Der Held von Ameland. Jede Woche schreibt Ankerherz Verlagsleiter Stefan Kruecken eine Geschichte vom Meer, die auch in der Hamburger Morgenpost erscheint. Diesmal geht es um einen Fischer, der nach einer Tragödie etwas Besonderes tat. Der Held von Ameland.
Als ich von dieser Geschichte hörte, spürte ich einen Kloß im Hals. Sie ist ein Beispiel für Anteilnahme und Solidarität an der Küste. In einer Corona-Zeit, in der man solche Geschichten gut gebrauchen kann.
Der Anlass ist traurig: Wieder hat es ein tödliches Drama an der See gegeben. Erst vor wenigen Wochen ertranken fünf junge Surfer nahe Den Haag. Dann kam ein junger Vater auf dem Darß ums Leben, als er seinen neunjährigen Sohn und dessen Freund rettete.

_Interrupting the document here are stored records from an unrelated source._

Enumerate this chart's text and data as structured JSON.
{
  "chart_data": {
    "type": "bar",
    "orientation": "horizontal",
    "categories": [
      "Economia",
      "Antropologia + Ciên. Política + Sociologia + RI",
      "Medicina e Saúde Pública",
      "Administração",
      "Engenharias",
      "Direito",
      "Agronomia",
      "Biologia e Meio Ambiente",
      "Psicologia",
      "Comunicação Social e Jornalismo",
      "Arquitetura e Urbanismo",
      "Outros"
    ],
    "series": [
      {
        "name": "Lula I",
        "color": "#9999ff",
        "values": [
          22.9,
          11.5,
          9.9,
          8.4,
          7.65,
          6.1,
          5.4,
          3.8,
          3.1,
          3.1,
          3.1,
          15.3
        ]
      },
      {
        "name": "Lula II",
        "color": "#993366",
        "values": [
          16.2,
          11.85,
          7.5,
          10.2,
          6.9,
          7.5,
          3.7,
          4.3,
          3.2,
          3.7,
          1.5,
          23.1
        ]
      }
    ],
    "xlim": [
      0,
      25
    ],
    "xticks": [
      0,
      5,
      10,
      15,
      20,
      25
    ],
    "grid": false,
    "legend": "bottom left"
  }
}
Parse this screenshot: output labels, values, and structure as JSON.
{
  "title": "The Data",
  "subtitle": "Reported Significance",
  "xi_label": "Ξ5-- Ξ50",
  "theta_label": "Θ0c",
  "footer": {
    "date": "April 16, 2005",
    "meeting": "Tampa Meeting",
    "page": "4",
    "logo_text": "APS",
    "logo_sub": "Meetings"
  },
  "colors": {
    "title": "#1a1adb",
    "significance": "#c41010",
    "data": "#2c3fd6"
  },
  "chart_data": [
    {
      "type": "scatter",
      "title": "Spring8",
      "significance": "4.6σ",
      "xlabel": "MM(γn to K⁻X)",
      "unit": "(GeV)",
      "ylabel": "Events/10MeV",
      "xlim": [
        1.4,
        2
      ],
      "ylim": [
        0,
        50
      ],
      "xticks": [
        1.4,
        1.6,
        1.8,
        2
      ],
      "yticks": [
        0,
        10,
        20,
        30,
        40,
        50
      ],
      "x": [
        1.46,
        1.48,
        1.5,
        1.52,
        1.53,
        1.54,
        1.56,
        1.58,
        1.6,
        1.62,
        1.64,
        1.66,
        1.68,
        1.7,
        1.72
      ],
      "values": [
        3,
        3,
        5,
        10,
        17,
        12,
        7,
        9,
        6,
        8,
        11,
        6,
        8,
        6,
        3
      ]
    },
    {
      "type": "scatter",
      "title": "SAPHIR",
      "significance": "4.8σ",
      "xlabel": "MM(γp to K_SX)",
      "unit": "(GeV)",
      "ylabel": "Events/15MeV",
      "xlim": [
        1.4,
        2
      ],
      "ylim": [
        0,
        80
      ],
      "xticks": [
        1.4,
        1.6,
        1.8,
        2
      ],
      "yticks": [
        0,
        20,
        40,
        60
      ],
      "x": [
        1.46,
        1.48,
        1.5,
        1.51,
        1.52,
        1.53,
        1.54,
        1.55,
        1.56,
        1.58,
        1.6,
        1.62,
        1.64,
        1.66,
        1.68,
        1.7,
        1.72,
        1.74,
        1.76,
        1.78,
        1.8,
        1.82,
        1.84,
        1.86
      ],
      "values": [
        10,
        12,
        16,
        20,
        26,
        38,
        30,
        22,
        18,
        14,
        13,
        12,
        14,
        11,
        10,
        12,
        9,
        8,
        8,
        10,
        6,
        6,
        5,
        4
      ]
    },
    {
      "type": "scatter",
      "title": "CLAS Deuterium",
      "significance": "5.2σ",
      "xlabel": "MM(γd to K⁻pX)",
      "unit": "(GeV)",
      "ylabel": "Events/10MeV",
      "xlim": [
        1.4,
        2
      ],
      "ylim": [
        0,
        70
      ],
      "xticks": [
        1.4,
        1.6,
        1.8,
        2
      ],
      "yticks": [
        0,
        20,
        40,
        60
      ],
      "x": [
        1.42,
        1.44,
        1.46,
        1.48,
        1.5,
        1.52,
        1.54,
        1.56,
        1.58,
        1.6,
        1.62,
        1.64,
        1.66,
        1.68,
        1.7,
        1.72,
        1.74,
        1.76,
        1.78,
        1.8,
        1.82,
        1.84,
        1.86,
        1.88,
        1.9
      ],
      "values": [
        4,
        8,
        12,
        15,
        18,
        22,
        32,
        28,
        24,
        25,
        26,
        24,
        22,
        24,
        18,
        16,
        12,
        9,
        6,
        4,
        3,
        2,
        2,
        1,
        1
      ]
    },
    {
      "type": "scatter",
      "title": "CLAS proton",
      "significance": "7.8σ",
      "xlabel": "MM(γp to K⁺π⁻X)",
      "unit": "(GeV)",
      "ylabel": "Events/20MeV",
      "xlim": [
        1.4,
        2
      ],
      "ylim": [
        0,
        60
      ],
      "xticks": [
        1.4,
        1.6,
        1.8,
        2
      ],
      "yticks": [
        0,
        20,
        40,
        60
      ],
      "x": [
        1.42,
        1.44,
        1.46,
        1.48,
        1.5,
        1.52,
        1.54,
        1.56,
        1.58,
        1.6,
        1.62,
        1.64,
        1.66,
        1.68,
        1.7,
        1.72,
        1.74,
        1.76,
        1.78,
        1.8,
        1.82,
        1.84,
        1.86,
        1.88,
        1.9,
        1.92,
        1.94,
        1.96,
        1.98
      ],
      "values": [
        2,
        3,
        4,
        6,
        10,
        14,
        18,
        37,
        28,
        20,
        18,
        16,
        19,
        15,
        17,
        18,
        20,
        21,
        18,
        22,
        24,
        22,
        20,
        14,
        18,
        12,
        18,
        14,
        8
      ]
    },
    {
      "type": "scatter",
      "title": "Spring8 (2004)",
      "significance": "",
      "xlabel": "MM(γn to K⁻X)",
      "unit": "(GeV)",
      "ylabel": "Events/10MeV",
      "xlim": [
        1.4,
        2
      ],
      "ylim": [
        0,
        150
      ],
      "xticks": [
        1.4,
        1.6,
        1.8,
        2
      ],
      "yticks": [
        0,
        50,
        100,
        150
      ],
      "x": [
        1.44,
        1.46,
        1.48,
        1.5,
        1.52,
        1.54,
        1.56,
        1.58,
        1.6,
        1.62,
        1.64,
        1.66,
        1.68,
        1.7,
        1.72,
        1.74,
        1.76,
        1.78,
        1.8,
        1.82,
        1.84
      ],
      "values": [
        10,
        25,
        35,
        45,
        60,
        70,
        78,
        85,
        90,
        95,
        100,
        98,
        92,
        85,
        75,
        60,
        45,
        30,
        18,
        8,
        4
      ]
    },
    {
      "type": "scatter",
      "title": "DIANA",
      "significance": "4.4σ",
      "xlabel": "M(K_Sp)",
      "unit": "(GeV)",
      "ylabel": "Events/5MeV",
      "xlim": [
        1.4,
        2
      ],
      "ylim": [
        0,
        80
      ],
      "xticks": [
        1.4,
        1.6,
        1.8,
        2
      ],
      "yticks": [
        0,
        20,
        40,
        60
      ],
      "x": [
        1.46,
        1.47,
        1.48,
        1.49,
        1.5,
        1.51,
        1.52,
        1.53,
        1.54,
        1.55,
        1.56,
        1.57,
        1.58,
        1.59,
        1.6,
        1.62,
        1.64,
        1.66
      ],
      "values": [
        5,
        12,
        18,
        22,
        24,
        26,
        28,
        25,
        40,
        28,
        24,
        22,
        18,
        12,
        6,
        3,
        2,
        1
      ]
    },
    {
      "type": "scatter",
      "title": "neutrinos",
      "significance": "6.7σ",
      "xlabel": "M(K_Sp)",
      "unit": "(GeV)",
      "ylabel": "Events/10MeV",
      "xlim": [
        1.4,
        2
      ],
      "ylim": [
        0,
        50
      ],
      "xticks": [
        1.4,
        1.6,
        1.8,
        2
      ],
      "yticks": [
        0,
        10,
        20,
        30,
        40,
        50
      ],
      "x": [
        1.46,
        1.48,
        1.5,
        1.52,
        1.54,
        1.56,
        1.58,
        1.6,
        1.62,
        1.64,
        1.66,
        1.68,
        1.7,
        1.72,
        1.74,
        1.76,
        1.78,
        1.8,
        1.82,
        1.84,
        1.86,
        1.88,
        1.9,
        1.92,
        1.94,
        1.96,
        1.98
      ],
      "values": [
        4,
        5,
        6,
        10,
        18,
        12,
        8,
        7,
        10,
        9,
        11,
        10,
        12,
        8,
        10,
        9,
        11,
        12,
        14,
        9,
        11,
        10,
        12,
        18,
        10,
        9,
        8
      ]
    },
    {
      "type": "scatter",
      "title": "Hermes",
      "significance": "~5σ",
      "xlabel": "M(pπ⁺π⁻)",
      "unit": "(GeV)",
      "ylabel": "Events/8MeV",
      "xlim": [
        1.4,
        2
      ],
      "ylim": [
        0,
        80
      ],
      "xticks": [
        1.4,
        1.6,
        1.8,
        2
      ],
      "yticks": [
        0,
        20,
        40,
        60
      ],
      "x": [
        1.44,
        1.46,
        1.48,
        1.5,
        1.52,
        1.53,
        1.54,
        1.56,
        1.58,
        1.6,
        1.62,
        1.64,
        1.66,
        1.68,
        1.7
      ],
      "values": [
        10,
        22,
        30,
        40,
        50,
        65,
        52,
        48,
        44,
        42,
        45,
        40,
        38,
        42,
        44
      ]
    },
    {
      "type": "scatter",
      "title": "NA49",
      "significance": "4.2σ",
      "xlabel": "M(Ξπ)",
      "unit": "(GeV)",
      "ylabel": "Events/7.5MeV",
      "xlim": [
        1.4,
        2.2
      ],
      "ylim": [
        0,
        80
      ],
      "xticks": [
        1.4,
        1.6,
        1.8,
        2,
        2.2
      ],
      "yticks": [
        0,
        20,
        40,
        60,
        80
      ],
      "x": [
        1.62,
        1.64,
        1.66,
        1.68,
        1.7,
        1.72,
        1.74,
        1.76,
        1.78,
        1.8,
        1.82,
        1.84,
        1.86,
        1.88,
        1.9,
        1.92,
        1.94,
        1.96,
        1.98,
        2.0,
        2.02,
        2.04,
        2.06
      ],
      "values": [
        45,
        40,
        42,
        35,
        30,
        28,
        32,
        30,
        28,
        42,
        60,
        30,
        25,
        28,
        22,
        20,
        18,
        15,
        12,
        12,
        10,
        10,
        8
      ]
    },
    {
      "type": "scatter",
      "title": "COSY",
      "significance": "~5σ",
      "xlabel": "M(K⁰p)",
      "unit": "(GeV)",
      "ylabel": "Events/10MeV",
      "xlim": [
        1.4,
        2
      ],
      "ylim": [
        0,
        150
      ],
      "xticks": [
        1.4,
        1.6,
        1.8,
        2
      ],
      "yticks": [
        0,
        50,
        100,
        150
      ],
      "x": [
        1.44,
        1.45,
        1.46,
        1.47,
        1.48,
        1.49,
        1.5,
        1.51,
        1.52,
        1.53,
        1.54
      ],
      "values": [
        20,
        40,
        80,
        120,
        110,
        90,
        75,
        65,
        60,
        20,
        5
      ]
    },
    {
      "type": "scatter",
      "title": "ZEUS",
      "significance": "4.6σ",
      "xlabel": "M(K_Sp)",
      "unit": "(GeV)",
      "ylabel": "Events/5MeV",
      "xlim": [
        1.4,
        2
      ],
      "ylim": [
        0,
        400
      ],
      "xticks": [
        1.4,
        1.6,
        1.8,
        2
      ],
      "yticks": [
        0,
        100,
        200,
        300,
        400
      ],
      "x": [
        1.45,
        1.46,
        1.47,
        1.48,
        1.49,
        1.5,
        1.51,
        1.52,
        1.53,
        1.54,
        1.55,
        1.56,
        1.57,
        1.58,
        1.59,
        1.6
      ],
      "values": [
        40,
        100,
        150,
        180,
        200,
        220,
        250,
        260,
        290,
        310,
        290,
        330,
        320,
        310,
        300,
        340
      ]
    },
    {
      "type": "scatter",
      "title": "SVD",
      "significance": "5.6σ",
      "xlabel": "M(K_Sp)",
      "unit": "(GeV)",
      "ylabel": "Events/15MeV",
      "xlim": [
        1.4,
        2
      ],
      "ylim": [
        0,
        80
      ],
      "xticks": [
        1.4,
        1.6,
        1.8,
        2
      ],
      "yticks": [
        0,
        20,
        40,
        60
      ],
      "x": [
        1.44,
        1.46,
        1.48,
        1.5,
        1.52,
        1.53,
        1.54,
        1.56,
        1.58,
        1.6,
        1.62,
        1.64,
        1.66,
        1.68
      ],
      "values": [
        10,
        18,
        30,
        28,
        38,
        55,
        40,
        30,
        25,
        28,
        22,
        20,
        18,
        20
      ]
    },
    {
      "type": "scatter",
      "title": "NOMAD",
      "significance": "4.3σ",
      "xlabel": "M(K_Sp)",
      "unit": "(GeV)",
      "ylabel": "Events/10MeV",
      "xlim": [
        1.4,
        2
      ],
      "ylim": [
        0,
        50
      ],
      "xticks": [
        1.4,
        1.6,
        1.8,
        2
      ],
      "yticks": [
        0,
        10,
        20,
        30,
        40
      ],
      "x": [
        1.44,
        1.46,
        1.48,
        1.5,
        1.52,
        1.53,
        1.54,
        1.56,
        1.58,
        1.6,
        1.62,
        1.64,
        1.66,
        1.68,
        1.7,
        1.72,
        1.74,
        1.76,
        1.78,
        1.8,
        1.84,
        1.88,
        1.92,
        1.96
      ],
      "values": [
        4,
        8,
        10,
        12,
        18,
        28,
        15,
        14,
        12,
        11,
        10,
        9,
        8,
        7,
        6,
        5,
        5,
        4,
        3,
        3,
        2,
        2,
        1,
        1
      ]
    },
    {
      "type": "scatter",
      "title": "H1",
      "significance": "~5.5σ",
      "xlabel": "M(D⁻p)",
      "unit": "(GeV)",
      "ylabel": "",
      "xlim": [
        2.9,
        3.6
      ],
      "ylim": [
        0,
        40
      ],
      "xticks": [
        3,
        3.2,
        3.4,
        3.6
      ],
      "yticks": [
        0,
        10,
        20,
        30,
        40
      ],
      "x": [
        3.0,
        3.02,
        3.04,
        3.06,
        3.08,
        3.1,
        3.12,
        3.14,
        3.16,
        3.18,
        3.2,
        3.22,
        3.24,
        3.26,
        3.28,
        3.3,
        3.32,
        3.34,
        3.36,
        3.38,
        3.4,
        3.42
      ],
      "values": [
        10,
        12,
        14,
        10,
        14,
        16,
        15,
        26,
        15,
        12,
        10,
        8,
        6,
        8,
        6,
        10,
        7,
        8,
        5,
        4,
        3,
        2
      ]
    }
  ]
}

Nun hat sich erneut ein furchtbares Unglück ereignet, diesmal auf der westfriesischen Insel Ameland. Um den Sonnenuntergang zu sehen, spazierte ein deutscher Urlauber mit seinen Kindern am Samstagabend an den Strand. Wegen der starken Strömungen hatten die Behörden von Ameland an diesem Tag eine Warnung ausgegeben, nicht ins Wasser zu gehen.
Tragödie auf der Insel
Die Kinder liefen dennoch in die Wellen – und sie gerieten in Schwierigkeiten. Das 14-jährige Mädchen verschwand in der Nordsee. Als der Vater zur Hilfe eilte, war es zu spät. Nach mehr als zwei Tagen intensiver Suche mit Booten und einem Helikopter gab es keine Hoffnung mehr, das Mädchen lebend zu finden.
Ein Fischer, er heißt Robin Bouma, erfuhr über Funk vom Unglück. Spontan organisiert der Kapitän von „ZK47 Pieter Johannes“, so heißt sein Kutter, eine private Suchaktion. Er wollte die Leiche des Mädchens finden, um der Familie die Trauer zu erleichtern. Crews von zwanzig Kuttern aus der Region Groningen schlossen sich innerhalb von nur zwei Stunden der Aktion an. Wenig später fuhren die Fischer vor dem Strand und zwischen den Inseln Ameland und Schiermonnikoog hin und her, mit heruntergelassenen Netzen.
Die Fischer starten eine Suchaktion
Die Fischer konnten in dieser Zeit nicht arbeiten und sie verdienten kein Geld. Im Gegenteil: Sie gaben Geld für Treibstoff aus. Während einer Coronapandemie, die auch die Fischer Frieslands hart trifft. Vor allem wussten die Fischer, dass sie, wenn ihre Suchaktion Erfolg haben würde, ein totes Kind aus der Nordsee bergen mussten. Ein belastender Gedanke und einer, mit dem sich nicht viele Menschen beschäftigen möchten. Die Fischer taten es, ohne damit in die Öffentlichkeit zu wollen.
Sie taten es nur einem Grund: Weil sie es für richtig halten.
„Es ist nur menschlich, nach dem Mädchen zu suchen“, sagte mir Robin Bouma, als ich ihn anrief, um Danke zu sagen.
Gegenentwurf zu Typen wie Trump
Die Zeit der Pandemie macht einen mürbe und müde. Schlechte Nachrichten überwiegen, und man wartet nur darauf, dass sie noch schlechter werden. Das verdammte Virus, Typen wie Trump oder Erdogan, die Wirtschaftslage, dumme Diskussionen über die Maskenpflicht. Es sind kleine Geschichten wie die des Fischers Robin Bouma, die einem den Glauben wiedergeben. Den Glauben an Solidarität und Mitgefühl.
Vielleicht sollten wir uns viel mehr darauf konzentrieren.
Nachtrag: Die Leiche des Mädchen ist am späten Freitagabend nahe einer Bohrinsel vor Ameland entdeckt und geborgen worden. Wir wünschen der Familie Kraft in dieser furchtbaren Zeit. Unsere tief empfundene Anteilnahme.